Kelompok hak asasi manusia di Moskow mendesak Rusia untuk bertanggung jawab atas pelanggaran yang terjadi di Suriah ketika mereka merilis laporan yang mengecam pada hari Jumat tentang peran negara tersebut dalam konflik yang telah berlangsung selama satu dekade tersebut.
Diterbitkan bertepatan dengan peringatan 10 tahun perang Suriah, laporan ini adalah yang pertama dalam konflik yang dilakukan oleh kampanye Rusia dan berupaya untuk menjelaskan para korban tindakan militer negara tersebut di Suriah, sebuah topik tabu bagi media yang bersahabat dengan Kremlin.
Temuan-temuan ini sangat kontras dengan narasi resmi Moskow dan pujian Presiden Vladimir Putin terhadap militer Rusia atas intervensi tahun 2015 untuk membasmi “teroris” dan menopang pemerintahan Bashar al-Assad.
Disiapkan oleh Peringatan, Kelompok hak asasi manusia terkemuka di Rusia, dan beberapa organisasi lainnya, menyertakan laporan wawancara setebal 200 halaman dengan lebih dari 150 saksi peristiwa di Suriah.
“Mayoritas responden kami tidak melihat Rusia sebagai penyelamat, namun sebagai kekuatan asing destruktif yang intervensi militer dan politiknya membantu memperkuat penjahat perang dalam perjalanannya ke negara mereka,” kata kelompok tersebut.
“Beberapa orang yang kami wawancarai mengungkapkan bahwa mereka atau orang yang mereka cintai adalah korban pemboman Rusia.”
Laporan itu menuduh Rusia pelanggaran di Suriah, termasuk pemboman terhadap warga sipil dan mendukung rezim Suriah, yang dituduh melakukan kekejaman, termasuk menargetkan warga sipil, menggunakan senjata kimia, dan membunuh orang di kota-kota yang terkepung.
Para pegiat juga mencatat pelanggaran yang dilakukan oleh pasukan pimpinan AS yang melakukan intervensi di Suriah, namun mengatakan sebagian besar laporan langsung berkaitan dengan “kekejaman yang dilakukan oleh pasukan pemerintah Suriah dan sekutunya, serta kelompok oposisi bersenjata, termasuk kelompok teroris.”
Oleg Orlov dari Memorial, berbicara kepada wartawan, membandingkannya Pengeboman yang dilakukan Rusia terhadap warga sipil Suriah mengikuti taktik militer di Chechnya, di mana Moskow berperang dua kali melawan separatis pada tahun 1990an dan 2000an.
Laporan tersebut mendesak Moskow untuk melakukan penyelidikan independen terhadap pemboman militer Rusia di Suriah dan membayar kompensasi kepada para korban.

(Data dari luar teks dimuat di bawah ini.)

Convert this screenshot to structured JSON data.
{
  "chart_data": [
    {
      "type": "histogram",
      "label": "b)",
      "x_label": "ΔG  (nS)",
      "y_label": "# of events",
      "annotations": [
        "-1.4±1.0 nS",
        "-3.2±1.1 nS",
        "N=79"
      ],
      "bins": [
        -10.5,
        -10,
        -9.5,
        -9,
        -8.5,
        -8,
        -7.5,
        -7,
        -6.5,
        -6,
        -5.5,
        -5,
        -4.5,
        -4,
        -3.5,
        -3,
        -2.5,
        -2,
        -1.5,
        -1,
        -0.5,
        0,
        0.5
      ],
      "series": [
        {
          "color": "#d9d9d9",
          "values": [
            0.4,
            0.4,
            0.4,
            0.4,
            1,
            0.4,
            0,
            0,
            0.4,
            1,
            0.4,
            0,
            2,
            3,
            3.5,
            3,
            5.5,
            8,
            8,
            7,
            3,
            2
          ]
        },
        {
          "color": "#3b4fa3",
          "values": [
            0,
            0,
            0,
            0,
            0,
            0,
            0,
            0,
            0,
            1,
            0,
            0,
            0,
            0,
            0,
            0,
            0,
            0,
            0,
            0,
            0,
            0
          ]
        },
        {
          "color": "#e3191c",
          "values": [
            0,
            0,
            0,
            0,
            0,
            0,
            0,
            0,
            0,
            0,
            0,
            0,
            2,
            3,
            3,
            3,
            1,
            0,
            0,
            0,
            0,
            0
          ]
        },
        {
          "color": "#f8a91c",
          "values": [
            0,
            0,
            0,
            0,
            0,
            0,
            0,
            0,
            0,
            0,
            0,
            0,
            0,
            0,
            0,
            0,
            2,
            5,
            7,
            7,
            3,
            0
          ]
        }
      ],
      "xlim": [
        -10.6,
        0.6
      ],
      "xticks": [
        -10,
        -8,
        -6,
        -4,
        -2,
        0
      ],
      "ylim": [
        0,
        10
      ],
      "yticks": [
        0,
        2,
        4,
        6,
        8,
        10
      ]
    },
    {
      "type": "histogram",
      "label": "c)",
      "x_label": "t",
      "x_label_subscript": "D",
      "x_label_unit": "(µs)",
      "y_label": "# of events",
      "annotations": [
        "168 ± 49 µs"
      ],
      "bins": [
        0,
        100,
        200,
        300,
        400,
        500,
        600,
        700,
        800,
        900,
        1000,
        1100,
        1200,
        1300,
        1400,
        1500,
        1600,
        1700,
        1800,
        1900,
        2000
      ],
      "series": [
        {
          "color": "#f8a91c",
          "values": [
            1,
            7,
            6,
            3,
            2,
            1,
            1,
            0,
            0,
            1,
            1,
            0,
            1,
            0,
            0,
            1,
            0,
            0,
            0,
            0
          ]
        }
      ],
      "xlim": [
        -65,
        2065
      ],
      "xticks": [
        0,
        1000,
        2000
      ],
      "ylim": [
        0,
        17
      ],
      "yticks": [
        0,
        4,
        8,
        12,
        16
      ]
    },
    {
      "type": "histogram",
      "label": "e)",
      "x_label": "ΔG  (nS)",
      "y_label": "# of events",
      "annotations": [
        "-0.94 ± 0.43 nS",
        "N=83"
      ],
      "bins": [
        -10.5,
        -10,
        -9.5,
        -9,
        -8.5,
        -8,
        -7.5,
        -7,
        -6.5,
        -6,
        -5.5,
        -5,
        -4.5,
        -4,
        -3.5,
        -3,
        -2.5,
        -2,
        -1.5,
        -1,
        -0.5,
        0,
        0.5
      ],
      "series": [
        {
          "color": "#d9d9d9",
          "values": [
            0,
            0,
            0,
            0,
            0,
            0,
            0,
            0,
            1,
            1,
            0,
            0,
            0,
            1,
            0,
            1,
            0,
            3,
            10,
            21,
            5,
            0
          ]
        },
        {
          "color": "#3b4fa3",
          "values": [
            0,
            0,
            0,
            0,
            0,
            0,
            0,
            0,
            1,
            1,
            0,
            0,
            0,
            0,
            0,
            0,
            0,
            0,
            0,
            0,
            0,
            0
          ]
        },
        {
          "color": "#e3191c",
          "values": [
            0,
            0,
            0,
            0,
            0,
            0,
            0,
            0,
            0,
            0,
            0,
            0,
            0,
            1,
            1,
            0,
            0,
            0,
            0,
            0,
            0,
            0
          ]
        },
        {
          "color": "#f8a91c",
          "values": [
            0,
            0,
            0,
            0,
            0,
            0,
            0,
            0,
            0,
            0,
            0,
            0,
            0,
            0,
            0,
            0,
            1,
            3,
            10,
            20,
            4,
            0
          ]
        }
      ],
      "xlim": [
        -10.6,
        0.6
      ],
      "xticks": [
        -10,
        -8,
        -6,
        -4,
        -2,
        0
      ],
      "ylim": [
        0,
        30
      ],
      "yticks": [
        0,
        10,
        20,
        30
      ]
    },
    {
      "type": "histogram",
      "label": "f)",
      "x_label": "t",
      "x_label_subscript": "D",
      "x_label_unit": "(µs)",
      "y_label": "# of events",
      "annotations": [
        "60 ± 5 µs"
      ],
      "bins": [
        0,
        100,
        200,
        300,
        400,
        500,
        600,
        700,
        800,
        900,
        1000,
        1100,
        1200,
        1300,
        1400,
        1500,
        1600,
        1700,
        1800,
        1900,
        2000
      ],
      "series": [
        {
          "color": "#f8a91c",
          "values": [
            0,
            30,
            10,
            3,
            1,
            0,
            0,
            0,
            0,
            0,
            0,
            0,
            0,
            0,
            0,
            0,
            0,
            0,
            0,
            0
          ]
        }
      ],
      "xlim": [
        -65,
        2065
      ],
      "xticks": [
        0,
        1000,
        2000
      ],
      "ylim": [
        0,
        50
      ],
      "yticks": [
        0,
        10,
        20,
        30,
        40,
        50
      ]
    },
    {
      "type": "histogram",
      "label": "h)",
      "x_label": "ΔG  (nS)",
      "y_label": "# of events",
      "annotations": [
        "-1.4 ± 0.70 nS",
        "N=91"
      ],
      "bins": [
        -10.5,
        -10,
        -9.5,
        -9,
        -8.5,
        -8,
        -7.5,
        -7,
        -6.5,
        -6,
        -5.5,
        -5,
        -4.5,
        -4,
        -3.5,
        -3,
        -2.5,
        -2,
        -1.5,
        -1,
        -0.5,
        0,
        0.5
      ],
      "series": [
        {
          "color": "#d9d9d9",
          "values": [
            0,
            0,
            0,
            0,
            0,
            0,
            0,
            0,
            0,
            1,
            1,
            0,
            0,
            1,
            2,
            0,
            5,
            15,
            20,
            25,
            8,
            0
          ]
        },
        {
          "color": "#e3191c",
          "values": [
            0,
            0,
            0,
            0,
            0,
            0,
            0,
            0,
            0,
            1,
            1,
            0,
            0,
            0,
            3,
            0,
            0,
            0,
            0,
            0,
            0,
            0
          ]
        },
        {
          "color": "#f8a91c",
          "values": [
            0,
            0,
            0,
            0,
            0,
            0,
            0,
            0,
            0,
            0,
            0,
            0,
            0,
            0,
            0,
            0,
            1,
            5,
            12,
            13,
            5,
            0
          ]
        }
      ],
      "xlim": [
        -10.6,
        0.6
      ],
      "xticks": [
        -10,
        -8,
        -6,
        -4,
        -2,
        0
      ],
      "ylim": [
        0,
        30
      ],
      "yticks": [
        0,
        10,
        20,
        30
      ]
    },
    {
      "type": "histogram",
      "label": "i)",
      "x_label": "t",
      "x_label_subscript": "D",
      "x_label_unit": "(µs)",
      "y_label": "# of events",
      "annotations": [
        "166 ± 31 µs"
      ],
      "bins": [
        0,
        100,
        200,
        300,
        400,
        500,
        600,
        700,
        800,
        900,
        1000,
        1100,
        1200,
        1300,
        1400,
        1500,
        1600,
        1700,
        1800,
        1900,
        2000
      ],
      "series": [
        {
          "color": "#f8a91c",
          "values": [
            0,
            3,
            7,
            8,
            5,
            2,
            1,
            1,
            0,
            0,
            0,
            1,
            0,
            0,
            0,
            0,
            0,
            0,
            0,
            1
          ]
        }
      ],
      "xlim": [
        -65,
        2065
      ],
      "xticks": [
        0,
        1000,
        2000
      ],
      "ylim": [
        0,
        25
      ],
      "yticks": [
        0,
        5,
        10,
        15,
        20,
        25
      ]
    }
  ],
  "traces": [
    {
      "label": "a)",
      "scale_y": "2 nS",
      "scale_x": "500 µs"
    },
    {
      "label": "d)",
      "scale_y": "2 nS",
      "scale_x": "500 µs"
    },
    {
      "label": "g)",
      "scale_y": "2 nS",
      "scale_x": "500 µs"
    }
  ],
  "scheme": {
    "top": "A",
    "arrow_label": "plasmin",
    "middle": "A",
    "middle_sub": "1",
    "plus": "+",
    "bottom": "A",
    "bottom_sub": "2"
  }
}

Para penulis, yang mengerjakan penelitian ini selama dua tahun, tidak dapat memasuki Suriah dan mewawancarai warga Suriah yang melarikan diri dari perang di Lebanon, Turki, Jerman, Rusia dan di tempat lain.
‘Pahit dan malu’
Seorang wanita dari lingkungan Waer di kota Homs, yang dikepung antara tahun 2013 dan 2016, mengatakan kepada para penulis Intervensi Rusia telah menguatkan rezim Suriah.
“Dalam enam bulan sejak dimulainya pemboman Rusia, terdapat lebih banyak korban dibandingkan dua tahun pemboman Suriah,” kata wanita tersebut, yang pernah memiliki berat badan hanya 33 kilogram (72 pon).
Rusia membantah bahwa pemerintah Suriah telah menggunakan senjata kimia terhadap warga sipil dan menggunakan hak vetonya di Dewan Keamanan PBB untuk melindungi Damaskus.
Namun para aktivis Rusia mengatakan mereka telah mengumpulkan kesaksian dari para saksi mengenai serangan yang menggunakan sarin dan senjata kimia lainnya.
“Saya melihat 30 anak tergeletak mati dan orang lain masih menuangkan air ke tubuh mereka,” kata seorang ahli bedah dari Ghouta Timur kepada para penulis. “Aku tidak akan pernah melupakan adegan itu.”
Para aktivis mengatakan mereka ingin sebanyak mungkin orang Rusia membaca studi mereka dan “memahami tanggung jawab mereka atas apa yang terjadi atas nama mereka di Suriah.”
“Kami merasa getir dan malu dengan pandangan pewawancara asal Suriah terhadap orang Rusia.”
Terlepas dari upaya mereka, Orlov mengatakan para pegiat hak asasi manusia tidak menaruh banyak harapan.
“Saya khawatir kita tidak mengharapkan reaksi serius dari masyarakat Rusia,” katanya.